The Complete Home Server Beginner's Guide
Go from zero to a running home server: choose hardware, pick an operating system, deploy your first apps, and keep everything secure and backed up.
This guide takes you from complete beginner to a working home server, one clear step at a time. No prior experience required.
Step 1: Decide what you want to run
Your goals determine everything else. Pick one or two to start:
- A file server / NAS for documents and backups.
- A media server (Plex or Jellyfin) for your movies and music.

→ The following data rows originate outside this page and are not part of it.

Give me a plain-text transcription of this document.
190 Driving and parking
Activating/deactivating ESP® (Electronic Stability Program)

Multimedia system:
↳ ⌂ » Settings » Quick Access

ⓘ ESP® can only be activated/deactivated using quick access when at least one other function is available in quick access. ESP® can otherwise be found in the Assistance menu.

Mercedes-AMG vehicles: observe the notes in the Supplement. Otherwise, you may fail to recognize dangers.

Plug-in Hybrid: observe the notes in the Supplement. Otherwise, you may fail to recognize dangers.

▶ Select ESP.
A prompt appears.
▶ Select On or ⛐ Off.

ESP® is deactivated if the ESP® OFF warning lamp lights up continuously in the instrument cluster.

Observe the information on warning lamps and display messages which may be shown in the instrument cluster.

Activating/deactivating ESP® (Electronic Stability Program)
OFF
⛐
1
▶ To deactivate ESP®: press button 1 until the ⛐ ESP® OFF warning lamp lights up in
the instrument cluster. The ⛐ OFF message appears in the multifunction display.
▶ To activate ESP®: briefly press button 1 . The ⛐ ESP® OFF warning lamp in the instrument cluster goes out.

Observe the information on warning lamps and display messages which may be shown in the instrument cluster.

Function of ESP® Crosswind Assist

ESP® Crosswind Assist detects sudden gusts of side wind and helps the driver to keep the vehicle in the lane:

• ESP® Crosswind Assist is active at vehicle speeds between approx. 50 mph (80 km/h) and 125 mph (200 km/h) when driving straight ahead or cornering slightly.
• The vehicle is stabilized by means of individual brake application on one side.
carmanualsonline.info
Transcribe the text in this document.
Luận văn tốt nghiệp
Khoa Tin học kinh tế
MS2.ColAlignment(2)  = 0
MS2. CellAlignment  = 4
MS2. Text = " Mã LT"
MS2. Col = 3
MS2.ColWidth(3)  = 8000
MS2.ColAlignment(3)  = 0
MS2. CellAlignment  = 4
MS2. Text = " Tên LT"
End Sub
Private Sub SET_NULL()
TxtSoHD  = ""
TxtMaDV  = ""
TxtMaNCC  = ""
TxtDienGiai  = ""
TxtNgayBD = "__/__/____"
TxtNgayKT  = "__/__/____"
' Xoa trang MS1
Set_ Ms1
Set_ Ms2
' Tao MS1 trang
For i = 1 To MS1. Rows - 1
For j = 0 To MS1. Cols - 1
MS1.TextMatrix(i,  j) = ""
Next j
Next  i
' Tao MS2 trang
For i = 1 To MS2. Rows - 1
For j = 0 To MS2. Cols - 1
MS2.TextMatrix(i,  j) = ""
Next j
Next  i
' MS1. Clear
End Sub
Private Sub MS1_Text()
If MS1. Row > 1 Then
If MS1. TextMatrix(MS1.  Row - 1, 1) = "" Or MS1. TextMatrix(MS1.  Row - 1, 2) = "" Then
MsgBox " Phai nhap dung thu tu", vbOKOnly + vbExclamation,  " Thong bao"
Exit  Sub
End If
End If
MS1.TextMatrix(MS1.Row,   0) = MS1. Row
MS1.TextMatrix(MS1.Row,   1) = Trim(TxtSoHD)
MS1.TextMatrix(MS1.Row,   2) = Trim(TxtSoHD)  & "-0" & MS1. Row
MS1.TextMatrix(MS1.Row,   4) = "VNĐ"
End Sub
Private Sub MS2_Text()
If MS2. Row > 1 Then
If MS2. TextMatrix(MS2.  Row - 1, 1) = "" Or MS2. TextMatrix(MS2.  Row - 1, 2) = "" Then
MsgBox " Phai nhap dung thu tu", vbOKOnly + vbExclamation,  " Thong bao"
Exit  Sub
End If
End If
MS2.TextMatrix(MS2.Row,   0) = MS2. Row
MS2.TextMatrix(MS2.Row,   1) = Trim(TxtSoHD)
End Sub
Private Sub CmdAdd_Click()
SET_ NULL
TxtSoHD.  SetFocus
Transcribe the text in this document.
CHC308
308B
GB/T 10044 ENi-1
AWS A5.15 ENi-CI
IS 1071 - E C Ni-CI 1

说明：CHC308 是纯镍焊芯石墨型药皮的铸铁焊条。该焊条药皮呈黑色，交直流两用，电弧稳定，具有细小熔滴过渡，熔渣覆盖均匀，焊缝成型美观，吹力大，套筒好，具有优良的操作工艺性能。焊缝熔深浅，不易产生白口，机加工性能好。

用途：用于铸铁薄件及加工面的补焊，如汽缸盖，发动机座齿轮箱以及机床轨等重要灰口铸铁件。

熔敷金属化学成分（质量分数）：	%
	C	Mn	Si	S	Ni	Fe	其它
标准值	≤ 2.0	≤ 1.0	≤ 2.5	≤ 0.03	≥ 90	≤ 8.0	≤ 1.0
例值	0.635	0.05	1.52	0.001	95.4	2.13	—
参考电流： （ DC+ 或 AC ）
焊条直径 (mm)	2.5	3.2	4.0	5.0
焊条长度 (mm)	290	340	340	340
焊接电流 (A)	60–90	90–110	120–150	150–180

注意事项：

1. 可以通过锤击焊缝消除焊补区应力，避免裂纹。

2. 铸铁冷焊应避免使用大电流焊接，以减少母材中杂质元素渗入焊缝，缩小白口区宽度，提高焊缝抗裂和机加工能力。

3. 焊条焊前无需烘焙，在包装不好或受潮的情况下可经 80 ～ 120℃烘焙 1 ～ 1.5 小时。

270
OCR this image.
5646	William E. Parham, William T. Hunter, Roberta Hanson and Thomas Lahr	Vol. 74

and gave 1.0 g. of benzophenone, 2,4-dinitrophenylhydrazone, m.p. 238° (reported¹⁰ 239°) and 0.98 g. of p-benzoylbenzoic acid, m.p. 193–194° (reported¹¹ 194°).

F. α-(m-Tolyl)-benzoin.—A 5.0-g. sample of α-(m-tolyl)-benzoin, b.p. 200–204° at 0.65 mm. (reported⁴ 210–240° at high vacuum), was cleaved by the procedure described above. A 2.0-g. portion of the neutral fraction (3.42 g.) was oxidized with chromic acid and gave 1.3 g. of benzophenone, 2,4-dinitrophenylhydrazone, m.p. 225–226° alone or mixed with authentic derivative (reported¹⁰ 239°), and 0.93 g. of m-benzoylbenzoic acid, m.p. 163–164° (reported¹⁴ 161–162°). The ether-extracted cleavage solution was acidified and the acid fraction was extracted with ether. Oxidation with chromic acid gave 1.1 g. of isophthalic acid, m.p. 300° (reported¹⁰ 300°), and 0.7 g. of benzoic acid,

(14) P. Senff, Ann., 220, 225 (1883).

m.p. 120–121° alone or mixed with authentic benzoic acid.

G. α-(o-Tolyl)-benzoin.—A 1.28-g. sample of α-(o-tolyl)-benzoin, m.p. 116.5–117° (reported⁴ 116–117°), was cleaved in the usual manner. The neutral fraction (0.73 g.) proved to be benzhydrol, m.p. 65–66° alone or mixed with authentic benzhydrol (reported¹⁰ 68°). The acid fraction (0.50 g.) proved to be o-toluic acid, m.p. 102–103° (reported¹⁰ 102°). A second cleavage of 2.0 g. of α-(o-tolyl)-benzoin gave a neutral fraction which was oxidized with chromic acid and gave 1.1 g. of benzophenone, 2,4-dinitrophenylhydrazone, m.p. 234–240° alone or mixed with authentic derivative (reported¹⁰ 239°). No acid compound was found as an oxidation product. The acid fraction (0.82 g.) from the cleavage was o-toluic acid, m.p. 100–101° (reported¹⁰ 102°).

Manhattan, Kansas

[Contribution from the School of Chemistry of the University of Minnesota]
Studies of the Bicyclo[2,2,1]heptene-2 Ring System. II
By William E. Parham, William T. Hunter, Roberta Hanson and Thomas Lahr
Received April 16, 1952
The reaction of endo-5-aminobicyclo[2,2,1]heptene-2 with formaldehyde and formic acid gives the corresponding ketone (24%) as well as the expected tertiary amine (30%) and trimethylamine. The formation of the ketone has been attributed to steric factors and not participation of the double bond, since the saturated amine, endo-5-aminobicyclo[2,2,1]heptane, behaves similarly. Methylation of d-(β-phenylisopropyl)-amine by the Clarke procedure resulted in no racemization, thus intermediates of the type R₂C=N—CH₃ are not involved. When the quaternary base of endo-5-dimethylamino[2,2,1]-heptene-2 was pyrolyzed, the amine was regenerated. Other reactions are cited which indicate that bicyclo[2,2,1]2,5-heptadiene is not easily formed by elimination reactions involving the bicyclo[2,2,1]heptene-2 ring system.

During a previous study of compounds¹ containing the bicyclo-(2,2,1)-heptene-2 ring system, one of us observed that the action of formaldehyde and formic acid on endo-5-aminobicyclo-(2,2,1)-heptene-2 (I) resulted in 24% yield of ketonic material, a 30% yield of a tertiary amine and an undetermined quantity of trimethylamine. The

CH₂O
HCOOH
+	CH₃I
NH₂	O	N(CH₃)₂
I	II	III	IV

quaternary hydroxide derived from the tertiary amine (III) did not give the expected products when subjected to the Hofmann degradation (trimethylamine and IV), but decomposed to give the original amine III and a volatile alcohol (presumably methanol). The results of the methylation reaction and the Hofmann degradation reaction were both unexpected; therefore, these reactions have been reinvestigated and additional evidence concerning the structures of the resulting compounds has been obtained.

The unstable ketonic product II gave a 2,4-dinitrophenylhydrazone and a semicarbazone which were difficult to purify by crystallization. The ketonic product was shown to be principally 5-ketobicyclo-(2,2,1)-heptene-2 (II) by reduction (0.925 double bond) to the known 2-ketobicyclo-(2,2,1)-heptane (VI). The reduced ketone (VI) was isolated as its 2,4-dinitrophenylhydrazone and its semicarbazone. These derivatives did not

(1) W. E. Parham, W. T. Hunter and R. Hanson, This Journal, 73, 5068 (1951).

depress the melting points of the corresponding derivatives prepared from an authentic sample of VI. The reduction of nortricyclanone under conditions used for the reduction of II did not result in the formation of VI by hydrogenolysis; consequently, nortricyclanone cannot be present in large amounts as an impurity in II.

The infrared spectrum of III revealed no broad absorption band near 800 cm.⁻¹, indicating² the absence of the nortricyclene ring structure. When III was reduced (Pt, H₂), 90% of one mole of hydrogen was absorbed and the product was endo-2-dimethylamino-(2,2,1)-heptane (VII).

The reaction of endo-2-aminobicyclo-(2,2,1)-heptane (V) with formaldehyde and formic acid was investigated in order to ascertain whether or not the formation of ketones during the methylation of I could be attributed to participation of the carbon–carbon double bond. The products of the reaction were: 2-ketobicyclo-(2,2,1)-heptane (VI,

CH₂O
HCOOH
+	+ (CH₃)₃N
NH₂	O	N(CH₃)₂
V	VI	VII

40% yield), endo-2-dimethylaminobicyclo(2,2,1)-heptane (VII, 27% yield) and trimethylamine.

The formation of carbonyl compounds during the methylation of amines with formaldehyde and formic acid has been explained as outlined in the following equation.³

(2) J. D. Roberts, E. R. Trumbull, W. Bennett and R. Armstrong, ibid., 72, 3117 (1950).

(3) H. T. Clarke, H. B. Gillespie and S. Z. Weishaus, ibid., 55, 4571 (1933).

- Network-wide ad blocking with Pi-hole.
- A private cloud (Nextcloud, Immich) to replace Google.
Step 2: Choose your hardware
For most beginners, a mini PC with an Intel N100/N150 and 8–16 GB RAM is the sweet spot: efficient, quiet and capable. A Raspberry Pi works for lighter tasks. See our best mini PCs guide.
Step 3: Pick an operating system
- CasaOS — friendliest, with a graphical app store. Great first choice.
- Ubuntu Server / Debian — flexible and universal; pair with Docker.
- TrueNAS — if storage and ZFS are your priority.
- Proxmox — if you want virtual machines and containers.
Compare options like TrueNAS vs OpenMediaVault and Proxmox vs VMware.
Step 4: Install Docker
Docker is how you'll run most apps. Follow our tutorial to install Docker on Ubuntu, then learn the essentials in Docker basics.
Step 5: Deploy your first app
Start with something rewarding and low-risk, like Pi-hole or a Jellyfin media server. Use Docker Compose so your setup is reproducible:
services:
jellyfin:
image: jellyfin/jellyfin
ports:
- "8096:8096"
volumes:
- ./config:/config
- /mnt/media:/media
restart: unless-stoppedStep 6: Access it safely
Reach your services from anywhere without opening ports by using a VPN like Tailscale or WireGuard. For clean URLs, add a reverse proxy later.
Step 7: Secure and back up
Before you rely on it, work through the security checklist and set up backups following the 3-2-1 rule. A NAS is not a backup — you need offsite copies too.
You're up and running
From here, grow at your own pace: add apps, learn networking, and explore the resource directory. Welcome to self-hosting.